Loved your comment on my blog. :) I never noticed the winter/summer theme. :)


Harvee 12/4/17, 7:39 AM  

I haven't found an audiobook as yet with a narrator I want to continue listening to. I find the voice distracting sometimes.

Clarissa 12/4/17, 8:06 AM  

I love Neil Gaiman as a narrator. Try “Ocean at the End if the Lane.”

Laurel-Rain Snow 12/4/17, 8:36 AM  

Prairie Fires looks really good. Thanks for sharing, and for visiting my blog. Have a great week.

bermudaonion 12/4/17, 8:57 AM  

There seems to be a lot out about Laura Ingalls Wilder right now. I think I'd like Prairie Fires.

Kathy Martin 12/4/17, 10:18 AM  

Prairie Fires sounds good. I just got a fiction version of Rose's life as a Kindle deal that got added to my TBR mountain. I'm sorry that the Giff book was so unrealistic. Come see my week here. Happy reading!

Daryl 12/4/17, 10:46 AM  

i wasnt ever into Little House TV or books ..

and i sometimes find it impossible to suspend belief on some plotlines

Greg 12/4/17, 2:06 PM  

Prairie Fires looks very interesting, the Little House show was a big part of my childhood and I read a few of the books too, although I don't remember exactly which ones. I bet this book would be very eye- opening and fascinating!

Sue Jackson 12/4/17, 7:27 PM  

Both sound good! I do that, too - if I find out an audio book has photos or illustrations, I will get the paper book out of the library to look at alongside the audio!


Book By Book

pussreboots 12/4/17, 9:06 PM  

Prairie Fires is on my wishlist.
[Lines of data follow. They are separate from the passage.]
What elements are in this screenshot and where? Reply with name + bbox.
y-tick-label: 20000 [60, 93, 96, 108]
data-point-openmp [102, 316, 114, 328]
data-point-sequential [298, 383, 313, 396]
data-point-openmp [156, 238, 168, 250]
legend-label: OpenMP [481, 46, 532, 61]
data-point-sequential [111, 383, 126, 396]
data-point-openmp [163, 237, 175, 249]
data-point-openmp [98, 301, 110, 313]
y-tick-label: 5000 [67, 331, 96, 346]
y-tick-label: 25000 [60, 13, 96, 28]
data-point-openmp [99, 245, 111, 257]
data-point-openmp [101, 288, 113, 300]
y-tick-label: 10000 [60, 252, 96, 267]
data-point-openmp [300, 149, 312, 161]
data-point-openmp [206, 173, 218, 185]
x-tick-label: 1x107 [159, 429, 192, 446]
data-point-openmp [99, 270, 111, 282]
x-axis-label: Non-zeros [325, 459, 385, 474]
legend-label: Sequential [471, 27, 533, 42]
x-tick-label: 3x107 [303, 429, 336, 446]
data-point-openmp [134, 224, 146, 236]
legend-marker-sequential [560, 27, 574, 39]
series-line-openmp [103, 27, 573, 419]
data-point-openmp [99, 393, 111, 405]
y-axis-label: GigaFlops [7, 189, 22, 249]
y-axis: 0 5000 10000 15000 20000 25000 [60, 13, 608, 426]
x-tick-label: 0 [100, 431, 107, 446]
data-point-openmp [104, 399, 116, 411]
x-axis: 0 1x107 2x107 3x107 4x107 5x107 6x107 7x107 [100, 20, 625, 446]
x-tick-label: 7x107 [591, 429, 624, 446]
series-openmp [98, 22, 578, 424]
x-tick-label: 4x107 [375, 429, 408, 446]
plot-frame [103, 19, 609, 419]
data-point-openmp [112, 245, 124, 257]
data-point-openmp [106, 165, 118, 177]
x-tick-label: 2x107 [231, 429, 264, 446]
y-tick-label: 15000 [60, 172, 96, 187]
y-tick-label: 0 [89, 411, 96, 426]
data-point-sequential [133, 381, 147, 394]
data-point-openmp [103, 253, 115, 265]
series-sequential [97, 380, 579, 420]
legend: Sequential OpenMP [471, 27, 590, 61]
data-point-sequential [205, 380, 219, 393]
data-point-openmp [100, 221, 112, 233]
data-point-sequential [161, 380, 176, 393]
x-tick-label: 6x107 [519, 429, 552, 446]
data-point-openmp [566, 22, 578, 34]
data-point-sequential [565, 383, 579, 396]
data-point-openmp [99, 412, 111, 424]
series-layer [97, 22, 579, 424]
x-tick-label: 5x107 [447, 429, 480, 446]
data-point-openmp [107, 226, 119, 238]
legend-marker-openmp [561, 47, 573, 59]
Beyond the Bright Sea is an excellent audiobook if you're looking for something new. I'm getting ready for the new year. Come see what I'm looking forward to and what I'm reading now.

Vicki 12/5/17, 5:17 PM  

I loved watching Little House when it was on, but have never read any of the books.

Les in Oregon 12/7/17, 11:54 PM  

I read all of the Little House books back in the early 70s, but never got into the TV show. Prairie Fires sounds like it would be good on audio.